I shift my glare back to Seth.
“And you. You walked out with him and didn’t tell me what it was. You didn’t tell me you were stepping into something dangerous.”
Seth gives an unhelpful half smile.
“I had questions. Then Mercer’s guy hit me in the face and the conversation ended.”
Beau snorts once.
“For the record, I didn’t send you into a trap. I had the situation completely in control.”
I exhale slowly, shoulders finally dropping a fraction.
“Don’t ever leave me sitting here like that again.”
The fear still burns. It still sits under my ribs. The rest of it shifts.
Relief can sit in the corner for now, because I am not finished with this conversation.
I walk over to the couch where Seth sits with the ice pack pressed against his temple.
“I’m not done being mad.”
“That’s good then.” Seth looks up at me. “It means you still love me.”
My jaw clenches. I hold his stare for another beat, then let out a tight breath.
“I’m going to shower. I’ve been sweating my ass off, having panic attacks, thanks to you two geniuses.”
Seth’s mouth curls into a crooked smirk. He shifts on the couch and tries to lean in for a kiss, the ice pack sliding away from his temple. I turn my head just enough that he catches my cheek instead of my mouth.
“Nice try,” I say, standing up.
I head for the stairs before either of them can respond. Krueger follows me a few steps, then stops and pads back to Seth like he can't decide who needs supervision more.
My legs feel heavy as I climb, every muscle aware of how long I have been pacing and waiting and imagining worst case scenarios. The second floor hallway feels too quiet.
Two years ago, I was a regular college student. I worried about finals, rent, and whether I could keep pretending I was fine after my parents died. My biggest fear was wasting my life, not losing it in a shootout or bleeding out on some concrete floor with my name on a warrant.
Now I am a wanted woman. The police have my face on every screen. A psycho murder cult wants me alive long enough to torture me. Every safe house feels temporary. Every quiet moment feels like a countdown to impending doom.
Dr. Feldman would have a field day with this. She would probably write a paper about me if she could. Layers of unresolved grief, chronic trauma, attachment issues, moral injury, all wrapped in felony charges and a body count that keeps growing.
I’m going to need therapy until I die. And that is only if I actually live long enough to sit on some couch again and talk about how fucked up I am.

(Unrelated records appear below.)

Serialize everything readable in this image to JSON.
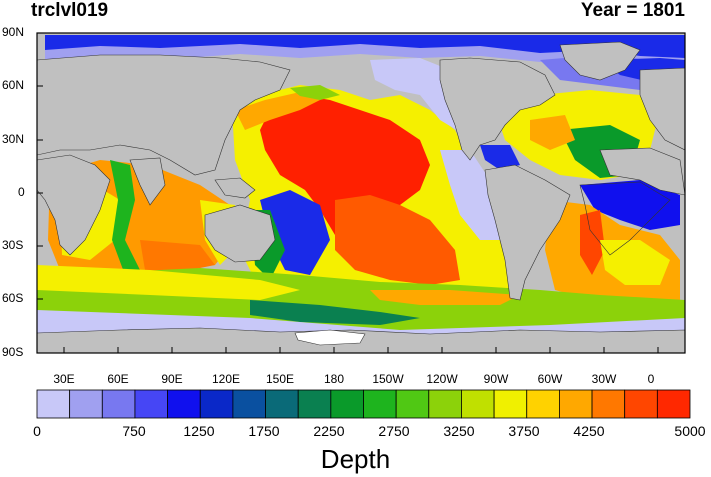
{
  "header": {
    "variable": "trclvl019",
    "year_text": "Year = 1801"
  },
  "chart_data": {
    "type": "heatmap",
    "title_left": "trclvl019",
    "title_right": "Year = 1801",
    "lat_ticks": [
      "90N",
      "60N",
      "30N",
      "0",
      "30S",
      "60S",
      "90S"
    ],
    "lon_ticks": [
      "30E",
      "60E",
      "90E",
      "120E",
      "150E",
      "180",
      "150W",
      "120W",
      "90W",
      "60W",
      "30W",
      "0"
    ],
    "colorbar": {
      "title": "Depth",
      "range": [
        0,
        5000
      ],
      "labels": [
        "0",
        "750",
        "1250",
        "1750",
        "2250",
        "2750",
        "3250",
        "3750",
        "4250",
        "5000"
      ],
      "colors": [
        "#c8c8f8",
        "#a0a0f0",
        "#7878f0",
        "#4646f5",
        "#1010ee",
        "#0a28c8",
        "#0a50a0",
        "#0a6a78",
        "#0a8050",
        "#0a9a2a",
        "#1eb41e",
        "#50c814",
        "#8cd20a",
        "#c0e000",
        "#f0f000",
        "#ffd200",
        "#ffa800",
        "#ff7800",
        "#ff4600",
        "#ff2800"
      ]
    },
    "land_color": "#c0c0c0",
    "ice_color": "#ffffff"
  }
}
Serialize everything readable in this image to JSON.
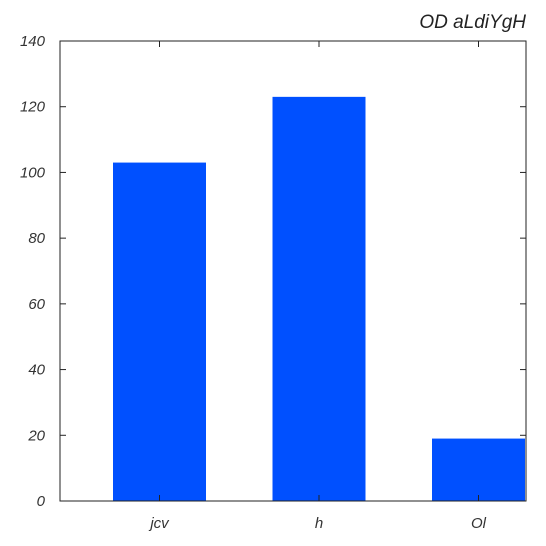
{
  "chart_data": {
    "type": "bar",
    "title": "OD aLdiYgH",
    "categories": [
      "jcv",
      "h",
      "Ol"
    ],
    "values": [
      103,
      123,
      19
    ],
    "xlabel": "",
    "ylabel": "",
    "ylim": [
      0,
      140
    ],
    "yticks": [
      0,
      20,
      40,
      60,
      80,
      100,
      120,
      140
    ],
    "grid": false,
    "bar_color": "#0050ff",
    "title_align": "right"
  }
}
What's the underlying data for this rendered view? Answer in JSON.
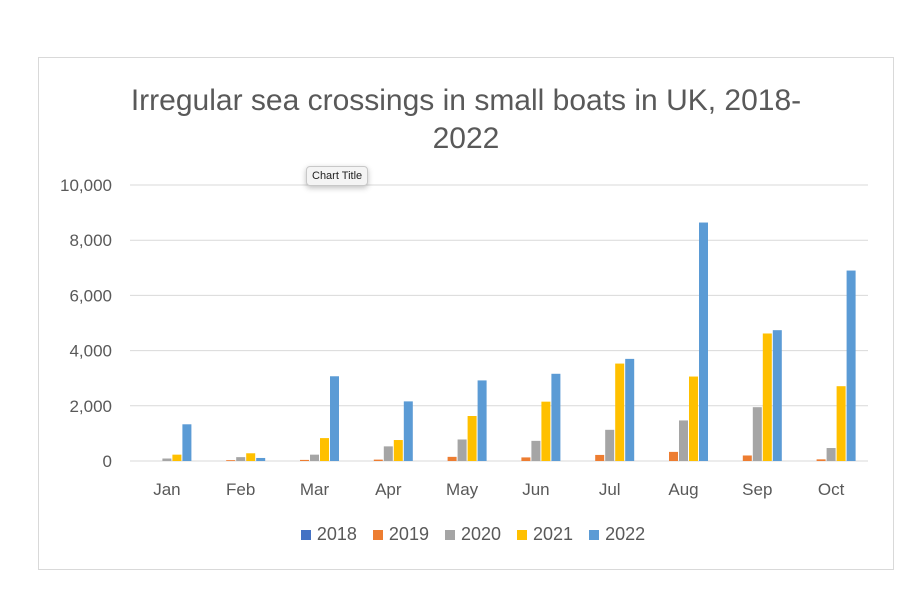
{
  "chart_data": {
    "type": "bar",
    "title_lines": [
      "Irregular sea crossings in small boats in UK, 2018-",
      "2022"
    ],
    "tooltip": "Chart Title",
    "categories": [
      "Jan",
      "Feb",
      "Mar",
      "Apr",
      "May",
      "Jun",
      "Jul",
      "Aug",
      "Sep",
      "Oct"
    ],
    "y_ticks": [
      "0",
      "2,000",
      "4,000",
      "6,000",
      "8,000",
      "10,000"
    ],
    "ylim": [
      0,
      10000
    ],
    "grid": true,
    "legend_position": "bottom",
    "series": [
      {
        "name": "2018",
        "color": "#4472c4",
        "values": [
          0,
          0,
          0,
          0,
          0,
          0,
          0,
          0,
          0,
          0
        ]
      },
      {
        "name": "2019",
        "color": "#ed7d31",
        "values": [
          0,
          30,
          40,
          50,
          150,
          130,
          220,
          330,
          200,
          60
        ]
      },
      {
        "name": "2020",
        "color": "#a5a5a5",
        "values": [
          90,
          140,
          230,
          530,
          780,
          730,
          1130,
          1470,
          1950,
          470
        ]
      },
      {
        "name": "2021",
        "color": "#ffc000",
        "values": [
          230,
          280,
          830,
          760,
          1630,
          2150,
          3530,
          3060,
          4620,
          2710
        ]
      },
      {
        "name": "2022",
        "color": "#5b9bd5",
        "values": [
          1330,
          110,
          3070,
          2160,
          2920,
          3160,
          3700,
          8640,
          4740,
          6900
        ]
      }
    ]
  }
}
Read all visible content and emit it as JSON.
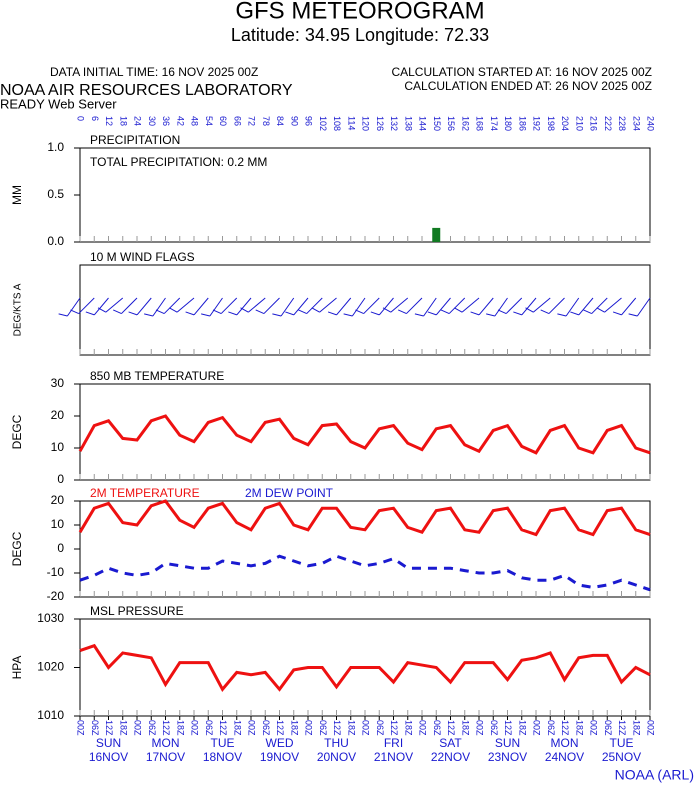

The water hits my shoulders hard and hot, loud enough to drown out everything else for a minute.
I stand there, letting it run down my spine, over my abdomen, between my thighs, trying to wash the adrenaline out of my skin. My palms press flat against the tile. My forehead rests against the wall. Steam fills the small space until my reflection blurs in the glass.
My chest still feels tight. My thoughts still run in circles. Every worst case scenario replays on a loop behind my closed eyes. Seth on concrete. Seth bleeding. Seth not coming back.
I drag the conditioner through my hair with shaking fingers and rinse it out too fast. I scrub at my body like friction can erase what today has done to my nervous system. My skin is already sensitive from stress and pacing and too much cortisol, but I keep going anyway.
I want peace. But I don't think peace is coming.
This is the life I signed up for. I chose Seth knowing exactly what he is capable of, knowing what follows him, knowing that loving him means living inside danger. I accept all of it. I accept him with blood on his hands and ghosts in his head.
I guess being on the run comes with him.